The doctors are also not required to tell their patients if it will work.

American College of Obstetricians and Gynecologists have also slammed the practice. Concerned by this practice, researchers decided to do this study.

Researchers at the University of California, Davis, have found that using the progesterone hormone to stop a medication-based abortion after the first step is completed in the two-step process, resulted in severe vaginal bleeding - so much so that they had to discontinue the study.
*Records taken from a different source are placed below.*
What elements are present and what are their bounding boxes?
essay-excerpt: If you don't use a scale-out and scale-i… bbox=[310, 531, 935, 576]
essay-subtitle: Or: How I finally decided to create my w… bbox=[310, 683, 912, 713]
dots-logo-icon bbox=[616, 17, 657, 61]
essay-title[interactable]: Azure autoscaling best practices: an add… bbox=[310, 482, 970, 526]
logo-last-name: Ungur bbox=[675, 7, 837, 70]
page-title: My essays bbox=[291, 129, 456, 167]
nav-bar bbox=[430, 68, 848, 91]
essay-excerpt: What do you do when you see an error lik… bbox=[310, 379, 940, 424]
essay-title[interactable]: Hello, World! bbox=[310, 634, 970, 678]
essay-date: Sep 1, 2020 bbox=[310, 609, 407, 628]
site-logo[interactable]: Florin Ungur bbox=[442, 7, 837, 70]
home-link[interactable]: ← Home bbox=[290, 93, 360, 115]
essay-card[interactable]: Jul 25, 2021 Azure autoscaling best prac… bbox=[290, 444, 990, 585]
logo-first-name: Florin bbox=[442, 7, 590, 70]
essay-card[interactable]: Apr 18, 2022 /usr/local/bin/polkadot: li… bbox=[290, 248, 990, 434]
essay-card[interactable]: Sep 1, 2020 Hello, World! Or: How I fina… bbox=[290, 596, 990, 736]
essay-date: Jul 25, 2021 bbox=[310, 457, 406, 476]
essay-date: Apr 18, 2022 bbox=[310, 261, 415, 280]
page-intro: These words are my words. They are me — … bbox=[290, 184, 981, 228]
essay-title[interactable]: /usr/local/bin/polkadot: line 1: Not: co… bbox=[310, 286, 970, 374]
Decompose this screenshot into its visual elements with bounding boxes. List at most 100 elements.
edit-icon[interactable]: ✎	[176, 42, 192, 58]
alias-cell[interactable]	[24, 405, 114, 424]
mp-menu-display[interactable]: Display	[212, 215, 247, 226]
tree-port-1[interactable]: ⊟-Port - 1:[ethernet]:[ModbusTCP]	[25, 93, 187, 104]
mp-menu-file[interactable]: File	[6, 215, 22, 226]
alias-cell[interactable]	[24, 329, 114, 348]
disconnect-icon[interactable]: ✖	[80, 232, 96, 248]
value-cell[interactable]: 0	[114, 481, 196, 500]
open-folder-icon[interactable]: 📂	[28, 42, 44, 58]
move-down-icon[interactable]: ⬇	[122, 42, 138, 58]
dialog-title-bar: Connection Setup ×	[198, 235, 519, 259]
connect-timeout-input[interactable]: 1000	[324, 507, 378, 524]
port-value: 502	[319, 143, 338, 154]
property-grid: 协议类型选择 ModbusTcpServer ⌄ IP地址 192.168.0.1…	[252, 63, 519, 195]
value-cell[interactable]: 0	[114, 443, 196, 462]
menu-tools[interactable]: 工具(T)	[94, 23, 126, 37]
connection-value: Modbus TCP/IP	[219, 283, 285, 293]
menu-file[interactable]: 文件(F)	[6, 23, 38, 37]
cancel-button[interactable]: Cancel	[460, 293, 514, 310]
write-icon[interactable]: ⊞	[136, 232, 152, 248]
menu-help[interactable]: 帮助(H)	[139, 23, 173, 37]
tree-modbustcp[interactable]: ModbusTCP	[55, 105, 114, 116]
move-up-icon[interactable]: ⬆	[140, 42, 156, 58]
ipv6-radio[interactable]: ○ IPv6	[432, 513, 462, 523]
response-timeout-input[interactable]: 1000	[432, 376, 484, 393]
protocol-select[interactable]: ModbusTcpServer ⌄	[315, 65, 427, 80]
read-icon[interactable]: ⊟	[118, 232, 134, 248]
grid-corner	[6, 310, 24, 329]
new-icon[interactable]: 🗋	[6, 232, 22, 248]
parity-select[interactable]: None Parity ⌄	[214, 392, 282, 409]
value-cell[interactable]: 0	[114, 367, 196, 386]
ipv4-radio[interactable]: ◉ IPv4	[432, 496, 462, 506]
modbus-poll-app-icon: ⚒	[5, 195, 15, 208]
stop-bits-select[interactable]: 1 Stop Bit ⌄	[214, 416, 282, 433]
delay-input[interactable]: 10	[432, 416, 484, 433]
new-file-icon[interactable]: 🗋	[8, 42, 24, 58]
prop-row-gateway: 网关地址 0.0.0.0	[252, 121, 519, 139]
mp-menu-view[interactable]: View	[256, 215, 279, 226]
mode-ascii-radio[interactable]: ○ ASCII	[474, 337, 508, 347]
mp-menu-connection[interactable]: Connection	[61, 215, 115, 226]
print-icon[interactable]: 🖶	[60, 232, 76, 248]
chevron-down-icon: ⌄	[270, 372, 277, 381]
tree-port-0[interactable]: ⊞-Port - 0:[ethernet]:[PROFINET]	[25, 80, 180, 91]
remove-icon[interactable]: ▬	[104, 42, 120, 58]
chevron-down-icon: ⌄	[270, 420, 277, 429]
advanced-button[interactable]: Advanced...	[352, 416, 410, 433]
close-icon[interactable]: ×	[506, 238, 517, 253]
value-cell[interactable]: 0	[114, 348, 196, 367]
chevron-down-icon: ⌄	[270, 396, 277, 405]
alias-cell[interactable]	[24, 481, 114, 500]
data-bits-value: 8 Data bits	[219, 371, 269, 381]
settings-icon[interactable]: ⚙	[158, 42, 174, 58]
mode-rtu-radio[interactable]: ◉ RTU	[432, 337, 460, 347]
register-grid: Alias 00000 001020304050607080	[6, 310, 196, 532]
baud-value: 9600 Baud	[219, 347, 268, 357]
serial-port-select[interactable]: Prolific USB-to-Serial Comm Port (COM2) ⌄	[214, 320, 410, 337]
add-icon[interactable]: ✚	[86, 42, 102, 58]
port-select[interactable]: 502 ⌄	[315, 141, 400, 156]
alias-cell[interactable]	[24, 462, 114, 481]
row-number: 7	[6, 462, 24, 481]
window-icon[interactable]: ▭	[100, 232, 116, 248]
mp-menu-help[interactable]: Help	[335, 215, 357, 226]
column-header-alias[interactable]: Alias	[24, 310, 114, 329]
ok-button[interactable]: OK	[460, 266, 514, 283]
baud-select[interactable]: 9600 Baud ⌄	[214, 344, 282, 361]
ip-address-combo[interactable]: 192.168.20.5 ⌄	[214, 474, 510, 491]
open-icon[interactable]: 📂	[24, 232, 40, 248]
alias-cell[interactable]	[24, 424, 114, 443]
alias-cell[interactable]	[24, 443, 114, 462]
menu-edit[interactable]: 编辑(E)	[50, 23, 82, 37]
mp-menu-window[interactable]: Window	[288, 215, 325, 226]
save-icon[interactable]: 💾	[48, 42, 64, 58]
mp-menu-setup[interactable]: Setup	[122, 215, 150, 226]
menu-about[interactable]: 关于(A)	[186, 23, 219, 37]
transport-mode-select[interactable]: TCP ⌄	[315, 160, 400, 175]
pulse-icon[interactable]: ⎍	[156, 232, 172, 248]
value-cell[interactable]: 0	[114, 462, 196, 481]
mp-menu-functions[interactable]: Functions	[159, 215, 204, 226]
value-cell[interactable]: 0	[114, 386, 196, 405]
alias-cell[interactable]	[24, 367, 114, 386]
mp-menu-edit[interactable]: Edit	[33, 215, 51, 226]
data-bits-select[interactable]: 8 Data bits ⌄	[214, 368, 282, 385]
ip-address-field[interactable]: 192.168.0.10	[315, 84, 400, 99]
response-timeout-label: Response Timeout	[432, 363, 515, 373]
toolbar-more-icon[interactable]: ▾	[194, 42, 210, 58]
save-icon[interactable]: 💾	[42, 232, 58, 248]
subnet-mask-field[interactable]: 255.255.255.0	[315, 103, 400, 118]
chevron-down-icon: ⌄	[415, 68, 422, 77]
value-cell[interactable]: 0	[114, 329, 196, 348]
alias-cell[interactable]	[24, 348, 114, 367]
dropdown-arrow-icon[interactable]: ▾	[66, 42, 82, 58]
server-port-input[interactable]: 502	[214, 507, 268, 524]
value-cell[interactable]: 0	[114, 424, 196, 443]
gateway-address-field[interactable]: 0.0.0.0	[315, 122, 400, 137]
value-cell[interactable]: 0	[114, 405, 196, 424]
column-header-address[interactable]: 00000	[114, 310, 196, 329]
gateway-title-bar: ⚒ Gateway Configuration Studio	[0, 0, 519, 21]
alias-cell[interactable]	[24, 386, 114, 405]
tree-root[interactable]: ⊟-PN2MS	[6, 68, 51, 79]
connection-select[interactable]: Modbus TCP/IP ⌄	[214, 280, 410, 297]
Dr. Mitchell Creinin, lead researcher on the study said, "For now, the level of evidence is still inadequate to support or refute the benefits and risks of progesterone treatment to stop a medical abortion after taking mifepristone. Laws should not mandate counseling or provision of any treatment that claims to reverse abortion when both its efficacy and safety are unclear," NPR reported. 

They conducted the study with 12 women who were scheduled to have surgical abortions and before it, they received the mifepristone pill. Then, women were picked at random to either have a placebo or progesterone, which is believed to block out the effects of the first pill. However, three of the women had to be taken to the hospital after experiencing massive bleeding. 

There was no evidence found that progesterone could reverse the pregnancy. Usually, the second step of the abortion process is misoprostol, which is supposed to be taken between a gap of 24 hours. Mifepristone, the first step is a progesterone blocker while misoprostol, the second step contracts the uterus. "It's not that medical abortion is dangerous," he said, "It's not completing the regimen, and encouraging women, leading them to believe that not finishing the regimen is safe. That's really dangerous."